Blane Klemek column: American crow is a social bird
Every morning and every evening, I drive by Diamond Lake in northern Hubbard County on my way to and from work. It's a shallow, heart-shaped lake about 200 acres in size that's ringed with cattails, sedges, muskrat houses and beaver lodges. Some people say there's fish in it, but I've never seen a boat on the lake, and I've been driving by it for almost 20 years.
While the lake itself is several hundred feet from the roadway I travel on, I am nevertheless able to observe birds using the lake. Over the years I've seen ducks and geese, trumpeter swans, great blue herons, flocks of red-winged blackbirds and others. But recently, I saw something that really caught my eye.
The birds I saw were nothing unusual -- they were simply crows. American crows. Yet what grabbed my attention was the number of crows I observed. It looked like at least a hundred crows, maybe more, standing on the ice, doing what appeared to be absolutely nothing.

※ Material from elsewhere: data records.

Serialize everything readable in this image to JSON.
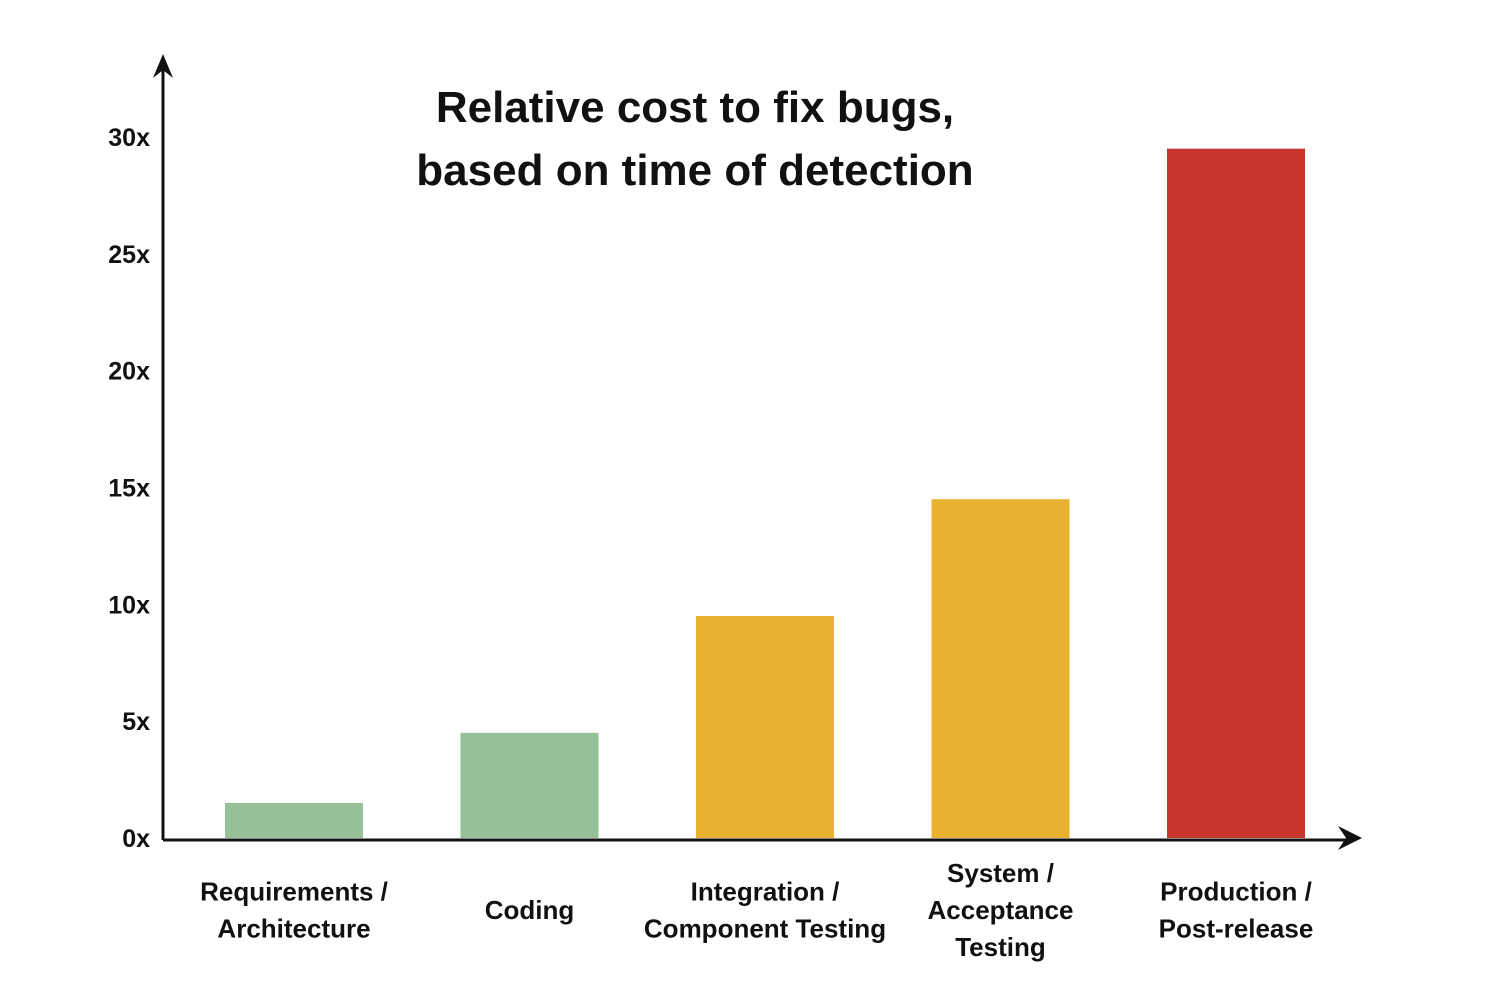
{
  "chart_data": {
    "type": "bar",
    "title": [
      "Relative cost to fix bugs,",
      "based on time of detection"
    ],
    "xlabel": "",
    "ylabel": "",
    "ylim": [
      0,
      30
    ],
    "yticks": [
      0,
      5,
      10,
      15,
      20,
      25,
      30
    ],
    "ytick_labels": [
      "0x",
      "5x",
      "10x",
      "15x",
      "20x",
      "25x",
      "30x"
    ],
    "grid": false,
    "legend": "none",
    "categories": [
      [
        "Requirements /",
        "Architecture"
      ],
      [
        "Coding"
      ],
      [
        "Integration /",
        "Component Testing"
      ],
      [
        "System /",
        "Acceptance",
        "Testing"
      ],
      [
        "Production /",
        "Post-release"
      ]
    ],
    "values": [
      1.5,
      4.5,
      9.5,
      14.5,
      29.5
    ],
    "colors": [
      "#96c198",
      "#96c198",
      "#e8b130",
      "#e8b130",
      "#c8352c"
    ]
  }
}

I'll never be certain, but I think the crows were simply enjoying the warm day while getting their feet wet. Much of the snow had melted, so the surface of the ice was covered in a shallow sheet of water. Some of the birds were vocalizing, some were hopping about, but most were standing still. Odd behavior, or so it seemed, but maybe not for such a smart bird.
It is written that the American crow is one of the most intelligent wild birds. Crows, which are very common and abundant Minnesota birds, are related to ravens, magpies and jays. Few birds, however, are entirely black, as is the crow. Consequently, only a handful of birds can be confused with the species. Here in the Northland, the bird that is often confused with the crow, and vice versa, is the common raven, albeit this species is much less plentiful and not as widespread.
Despite the crow's omnipresence, and perhaps even its reputation as a marauding, crop-damaging, egg thief, I can think of few other native birds more adaptable. Here's a bird that's as comfortable in the Deep South as it is in the Far North. American crows are distributed throughout most of North America except Alaska and Canada's northernmost provinces.
What's interesting about crows' behavior is their sense of community with one another. It's no mystery to anyone familiar with crows that these birds tend to form large and noisy flocks. But what might not be common knowledge is how cooperative some populations or "family groups" of crows tend to be when it comes to raising their broods.
For instance, research has shown that even though crows become reproductively mature at about 2 years of age, they don't necessarily form pair-bonds, mate and raise their own offspring immediately.
It turns out that some crows will help raise their own siblings, staying within their parent's territory for five years or longer while assisting with parental duties such as feeding nestlings and acting as sentinels.
It's also believed that strategies such as these help increase nestling survival, though some research suggests that the social system does not increase brood survivorship any more than when a pair of crows raise their offspring alone.
Still, the social system of crows is something to be admired. Crows that are related to each other are known to preen their kin, for example. Other obvious benefits of a highly developed social order are protection from predators and finding food sources.
With so many watchful crows, some of which act as sentinels, it's rare that predators could get close enough to an unwary individual or a nest full of eggs or hatchlings without another crow discovering the predators' presence first. Indeed, safety in numbers.
At such times, woe is the culprit intent on doing harm to a crow, for in these cases, the entire flock acts swiftly in attacking, swooping, vocalizing and raising complete havoc for the newly discovered intruder. In most cases, such hapless trespassers are mobbed and driven away by the relentless harassment of dozens of crows. Rare is the animal that can sustain the attack of a "murder" of crows.
While the intelligence of crows is undisputed, it's difficult to study and learn just how clever wild crows really are outside the laboratory. But one reader, who I've since met and have been corresponding with since late December, does know. Not only has she and her husband learned how smart their particular crow is, but they've also discovered how unique an opportunity it has been to witness the bird's tenacity despite all odds.
"Crow", as Carol Pelton calls her crow, first showed up in her yard Dec. 20, dragging an injured left wing on the ground. Other than this, and the inability to fly, Carol said Crow appeared "healthy, perky and active." Carol wrote to tell me about her interesting observation, but to also ask for my suggestions on what she and her husband, Mike, could possibly feed Crow.
Since then, I've received periodic updates from Carol, and as of this writing, Crow is alive and well. Carol wrote that Crow is able to fly into a tree now, which was thrilling for her to see.
"He can fly some distance, but still wanders around in the snowy field beyond our evergreen grove doing God knows what," she added. "His wing still drags, and in the snow, you can tell his trail because of the wing-drag track. He's out there as I write this."
To be sure, as anyone can attest, the American crow, a year-round rural and urban Minnesota resident, is as interesting a bird as they come as we get out and enjoy the great outdoors.